Among patients with multimorbidity ages 18 to 30, depression with psychoses was the most frequently occurring combination of chronic conditions among Caucasian Americans (1124 [11%]), African Americans (475 [6%]), Asian Americans (17 [15%]), and American Indian and Alaskan Natives (4 [5%]) (Table 3). Anemia deficiency with blood loss anemia was the most frequently occurring combination of chronic conditions among Native Hawaiian and other Pacific Islanders in this age group (4 [11%]).

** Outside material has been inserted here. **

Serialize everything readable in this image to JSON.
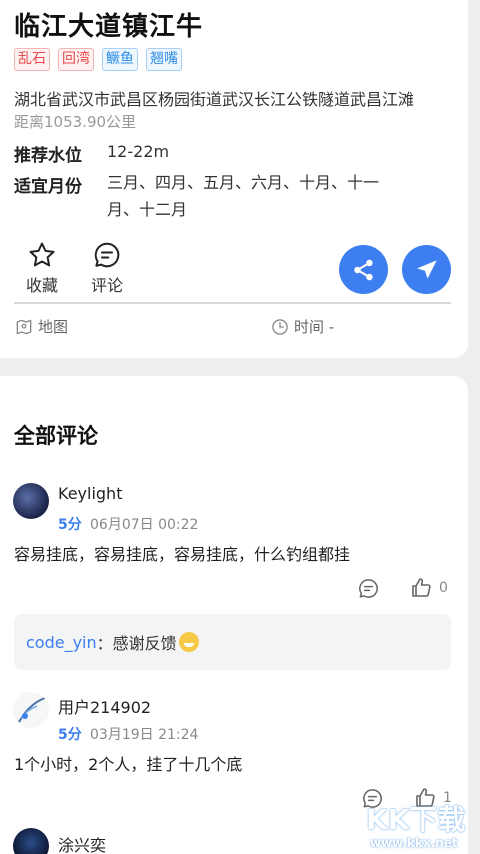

Among patients with multimorbidity ages 31 to 44, depression with psychoses was the most frequently occurring combination of chronic conditions among Caucasian Americans (822 [4%]) (Table 3). Hypertension with obesity was the most frequently occurring combination of chronic conditions among African Americans (823 [6%]) ages 31 to 44. Anemia deficiency with blood loss anemia was the most frequently occurring combination of chronic conditions among Asian Americans (20 [6%]) and American Indian and Alaskan Natives (8 [5%]). Uncomplicated diabetes combined with complicated diabetes was the most frequently occurring combination of chronic conditions among Native Hawaiian and other Pacific Islanders in this age group (19 [15%]).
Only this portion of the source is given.